Let me make one thing clear: the solutions we come up with need to compensate content creators. When I go to work I expect to get paid, and I expect the same for my friends who are authors. I know that John Grisham will not get paid for the ebooks I downloaded. This is what we are losing out on by not being more proactive and creative in helping shape the business models around ebooks.
When he was on sabbatical the awesome Gordon Coleman from BC ELN was curious about the availability of best sellers on download sites. He put his expert “search and find” skills in his back pocket and Googled using a naive search persona. Gordon was able to quickly find 49/50 of Amazon’s best sellers.
He observed that much of unauthorized copying of ebooks seemed to be driven by love of books and desire to communicate, share and recommend. For example, the book review blogs which link to unauthorized copies, and also anonymous people who select favourite titles to build themed collections which are then available as single downloads: “The best 50 business books of 2010″ or “The complete works of Terry Pratchett”.
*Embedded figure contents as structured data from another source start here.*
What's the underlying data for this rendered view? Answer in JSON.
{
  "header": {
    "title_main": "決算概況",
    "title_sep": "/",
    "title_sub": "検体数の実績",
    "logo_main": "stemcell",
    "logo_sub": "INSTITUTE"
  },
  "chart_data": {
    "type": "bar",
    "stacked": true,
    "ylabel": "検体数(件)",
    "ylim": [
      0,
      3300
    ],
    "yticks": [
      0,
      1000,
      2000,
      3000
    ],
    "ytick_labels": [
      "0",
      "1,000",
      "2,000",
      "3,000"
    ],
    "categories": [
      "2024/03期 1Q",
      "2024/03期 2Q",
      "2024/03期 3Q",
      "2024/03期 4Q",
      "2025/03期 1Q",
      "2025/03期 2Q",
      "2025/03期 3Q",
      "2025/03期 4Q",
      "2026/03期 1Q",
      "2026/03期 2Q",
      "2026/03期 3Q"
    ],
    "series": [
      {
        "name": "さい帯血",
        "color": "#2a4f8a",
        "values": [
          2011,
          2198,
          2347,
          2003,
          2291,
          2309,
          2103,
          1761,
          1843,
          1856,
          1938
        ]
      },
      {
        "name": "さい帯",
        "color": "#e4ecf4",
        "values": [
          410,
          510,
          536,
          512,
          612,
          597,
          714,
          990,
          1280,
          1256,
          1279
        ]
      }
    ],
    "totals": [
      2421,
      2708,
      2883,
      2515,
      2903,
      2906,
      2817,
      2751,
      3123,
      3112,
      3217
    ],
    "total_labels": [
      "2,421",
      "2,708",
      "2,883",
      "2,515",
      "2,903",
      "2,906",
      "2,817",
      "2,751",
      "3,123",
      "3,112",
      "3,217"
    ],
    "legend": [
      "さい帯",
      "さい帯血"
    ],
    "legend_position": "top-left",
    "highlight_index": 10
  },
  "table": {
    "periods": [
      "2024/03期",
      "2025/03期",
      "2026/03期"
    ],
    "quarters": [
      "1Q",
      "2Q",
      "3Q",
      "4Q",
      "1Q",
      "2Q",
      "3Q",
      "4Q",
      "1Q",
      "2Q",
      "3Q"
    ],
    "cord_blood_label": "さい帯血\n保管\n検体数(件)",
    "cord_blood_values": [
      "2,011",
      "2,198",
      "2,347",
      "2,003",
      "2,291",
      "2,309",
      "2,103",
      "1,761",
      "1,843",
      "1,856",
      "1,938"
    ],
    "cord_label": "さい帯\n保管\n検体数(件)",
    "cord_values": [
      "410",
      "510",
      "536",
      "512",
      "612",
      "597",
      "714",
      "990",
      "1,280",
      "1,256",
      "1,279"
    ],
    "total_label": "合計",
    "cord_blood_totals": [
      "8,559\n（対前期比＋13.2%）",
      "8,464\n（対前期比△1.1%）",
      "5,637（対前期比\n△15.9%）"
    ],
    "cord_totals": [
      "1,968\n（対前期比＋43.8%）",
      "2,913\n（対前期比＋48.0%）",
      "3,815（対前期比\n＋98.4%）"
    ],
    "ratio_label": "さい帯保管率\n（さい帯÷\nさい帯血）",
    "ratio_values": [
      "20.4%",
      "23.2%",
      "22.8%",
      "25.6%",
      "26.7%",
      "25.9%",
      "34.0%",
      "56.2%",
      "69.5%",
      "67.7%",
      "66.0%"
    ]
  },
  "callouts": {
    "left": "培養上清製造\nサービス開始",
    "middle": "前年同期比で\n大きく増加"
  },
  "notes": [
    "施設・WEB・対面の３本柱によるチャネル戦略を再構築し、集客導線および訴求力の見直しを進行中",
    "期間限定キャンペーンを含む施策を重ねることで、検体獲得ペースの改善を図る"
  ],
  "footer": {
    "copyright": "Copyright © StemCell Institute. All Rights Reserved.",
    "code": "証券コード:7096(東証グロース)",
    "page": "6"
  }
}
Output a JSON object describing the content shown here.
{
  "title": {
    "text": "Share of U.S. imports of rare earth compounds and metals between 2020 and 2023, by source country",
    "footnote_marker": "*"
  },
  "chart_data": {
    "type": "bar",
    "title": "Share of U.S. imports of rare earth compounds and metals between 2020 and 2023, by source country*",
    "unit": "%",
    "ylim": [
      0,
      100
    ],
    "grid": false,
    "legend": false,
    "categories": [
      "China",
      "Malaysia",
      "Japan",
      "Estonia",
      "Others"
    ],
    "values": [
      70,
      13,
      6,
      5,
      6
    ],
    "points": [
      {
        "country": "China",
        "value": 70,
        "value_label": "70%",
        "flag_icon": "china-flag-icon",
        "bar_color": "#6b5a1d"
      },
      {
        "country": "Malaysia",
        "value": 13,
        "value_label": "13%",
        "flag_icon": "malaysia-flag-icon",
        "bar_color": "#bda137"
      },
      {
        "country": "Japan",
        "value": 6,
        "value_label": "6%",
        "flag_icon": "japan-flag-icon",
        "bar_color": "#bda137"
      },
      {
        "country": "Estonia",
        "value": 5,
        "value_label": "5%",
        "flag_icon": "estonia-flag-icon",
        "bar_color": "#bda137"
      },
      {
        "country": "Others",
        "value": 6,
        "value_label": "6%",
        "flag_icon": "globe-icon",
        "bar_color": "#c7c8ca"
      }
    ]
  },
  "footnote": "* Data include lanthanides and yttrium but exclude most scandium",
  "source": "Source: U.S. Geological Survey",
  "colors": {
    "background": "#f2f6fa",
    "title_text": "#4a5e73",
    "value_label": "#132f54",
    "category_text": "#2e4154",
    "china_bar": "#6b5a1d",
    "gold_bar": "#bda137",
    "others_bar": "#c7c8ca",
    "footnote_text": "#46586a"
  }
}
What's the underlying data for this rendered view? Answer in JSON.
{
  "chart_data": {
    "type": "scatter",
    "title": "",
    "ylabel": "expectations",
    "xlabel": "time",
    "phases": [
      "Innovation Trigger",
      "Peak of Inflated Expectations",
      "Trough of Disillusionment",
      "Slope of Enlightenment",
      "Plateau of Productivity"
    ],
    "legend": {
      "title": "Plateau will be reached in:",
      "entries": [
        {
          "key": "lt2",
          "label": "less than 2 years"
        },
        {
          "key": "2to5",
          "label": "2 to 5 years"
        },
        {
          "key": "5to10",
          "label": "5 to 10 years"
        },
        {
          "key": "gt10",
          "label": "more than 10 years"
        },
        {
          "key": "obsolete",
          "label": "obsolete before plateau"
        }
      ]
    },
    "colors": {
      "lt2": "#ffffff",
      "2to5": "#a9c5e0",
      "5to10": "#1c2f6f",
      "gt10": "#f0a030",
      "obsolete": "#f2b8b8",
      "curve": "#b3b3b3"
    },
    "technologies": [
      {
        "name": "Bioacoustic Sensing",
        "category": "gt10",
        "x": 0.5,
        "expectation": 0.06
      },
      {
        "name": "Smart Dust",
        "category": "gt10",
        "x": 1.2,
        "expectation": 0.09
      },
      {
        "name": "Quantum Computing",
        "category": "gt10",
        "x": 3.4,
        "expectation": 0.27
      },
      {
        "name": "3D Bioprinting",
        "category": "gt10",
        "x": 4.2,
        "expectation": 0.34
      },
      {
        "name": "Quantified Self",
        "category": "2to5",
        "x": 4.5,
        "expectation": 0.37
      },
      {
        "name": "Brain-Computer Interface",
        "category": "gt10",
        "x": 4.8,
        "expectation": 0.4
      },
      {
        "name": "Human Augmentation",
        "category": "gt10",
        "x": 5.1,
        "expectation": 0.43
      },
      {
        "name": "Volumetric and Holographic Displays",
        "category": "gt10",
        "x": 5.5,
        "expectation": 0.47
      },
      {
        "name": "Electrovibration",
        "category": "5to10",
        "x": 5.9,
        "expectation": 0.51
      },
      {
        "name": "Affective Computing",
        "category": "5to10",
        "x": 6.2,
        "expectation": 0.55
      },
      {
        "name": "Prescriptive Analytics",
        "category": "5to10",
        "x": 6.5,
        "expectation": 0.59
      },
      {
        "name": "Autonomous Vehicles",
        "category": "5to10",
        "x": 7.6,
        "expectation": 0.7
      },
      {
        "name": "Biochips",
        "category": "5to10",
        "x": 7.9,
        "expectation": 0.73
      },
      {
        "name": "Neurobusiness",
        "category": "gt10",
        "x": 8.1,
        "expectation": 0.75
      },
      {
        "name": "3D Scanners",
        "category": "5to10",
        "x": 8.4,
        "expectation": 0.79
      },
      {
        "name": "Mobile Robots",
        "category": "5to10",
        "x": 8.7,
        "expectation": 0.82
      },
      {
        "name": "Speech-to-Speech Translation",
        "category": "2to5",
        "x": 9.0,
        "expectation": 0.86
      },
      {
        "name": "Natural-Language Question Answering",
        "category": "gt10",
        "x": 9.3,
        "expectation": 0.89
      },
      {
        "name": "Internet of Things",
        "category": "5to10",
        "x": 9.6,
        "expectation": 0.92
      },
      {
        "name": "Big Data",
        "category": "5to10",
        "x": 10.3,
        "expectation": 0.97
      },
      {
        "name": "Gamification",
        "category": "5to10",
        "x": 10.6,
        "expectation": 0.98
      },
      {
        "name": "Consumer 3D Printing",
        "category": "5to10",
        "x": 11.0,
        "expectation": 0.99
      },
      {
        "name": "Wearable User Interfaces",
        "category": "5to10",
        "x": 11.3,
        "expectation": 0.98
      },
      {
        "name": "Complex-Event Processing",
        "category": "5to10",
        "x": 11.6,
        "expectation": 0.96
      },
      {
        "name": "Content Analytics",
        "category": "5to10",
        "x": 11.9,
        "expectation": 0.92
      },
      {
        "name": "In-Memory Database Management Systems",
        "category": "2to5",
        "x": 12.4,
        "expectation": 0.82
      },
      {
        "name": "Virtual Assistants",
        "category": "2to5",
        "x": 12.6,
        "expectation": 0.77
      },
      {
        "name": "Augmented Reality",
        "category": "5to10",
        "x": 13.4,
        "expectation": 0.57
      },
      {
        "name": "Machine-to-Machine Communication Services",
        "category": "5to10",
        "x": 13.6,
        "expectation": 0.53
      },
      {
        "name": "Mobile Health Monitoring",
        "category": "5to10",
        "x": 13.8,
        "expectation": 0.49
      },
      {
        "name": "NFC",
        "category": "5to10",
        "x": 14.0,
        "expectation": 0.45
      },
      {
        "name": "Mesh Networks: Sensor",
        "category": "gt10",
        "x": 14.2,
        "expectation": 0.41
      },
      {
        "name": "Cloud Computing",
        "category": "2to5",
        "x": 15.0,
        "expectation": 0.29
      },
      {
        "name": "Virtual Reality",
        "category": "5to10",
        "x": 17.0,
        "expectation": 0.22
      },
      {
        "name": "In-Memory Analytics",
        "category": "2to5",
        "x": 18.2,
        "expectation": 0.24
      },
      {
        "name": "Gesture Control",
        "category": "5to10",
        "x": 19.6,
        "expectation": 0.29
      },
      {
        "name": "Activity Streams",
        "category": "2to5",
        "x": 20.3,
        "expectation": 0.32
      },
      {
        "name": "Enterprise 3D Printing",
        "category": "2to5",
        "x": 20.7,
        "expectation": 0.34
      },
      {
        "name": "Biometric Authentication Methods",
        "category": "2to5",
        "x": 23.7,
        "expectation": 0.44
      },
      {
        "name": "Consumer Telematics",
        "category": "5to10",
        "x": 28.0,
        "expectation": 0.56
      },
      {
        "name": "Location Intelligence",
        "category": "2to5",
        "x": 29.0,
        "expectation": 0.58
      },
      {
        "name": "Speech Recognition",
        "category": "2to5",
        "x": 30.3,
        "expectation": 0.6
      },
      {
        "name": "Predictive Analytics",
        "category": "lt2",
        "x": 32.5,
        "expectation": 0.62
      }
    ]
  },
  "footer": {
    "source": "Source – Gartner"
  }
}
Gordon wrote in an email to me:
I thought about the root of what drove it”¦a love of books, a desire to share that love, a desire to pick and choose and recommend”¦and I thought: who else possesses these traits? Oh yes, LIBRARIANS. In fact file sharing is motivated by many of the same things that motivate us; in other words, the pirates ARE librarians without the MLIS. In a way they’re continuing the true spirit of what we do, but outside the walls of the library and not encumbered by any of the institutional crap and licence agreements we’ve agreed to.
I think my intro time is up, but as this conversation continues I’d like to share some ideas on other business models for ebooks that don’t suck.
I think the Humble Bundle model could be viable for queer/LGBT authors publishing with independent publishers. I hope to write a post soon outlining some initial thoughts about what I think this could look like.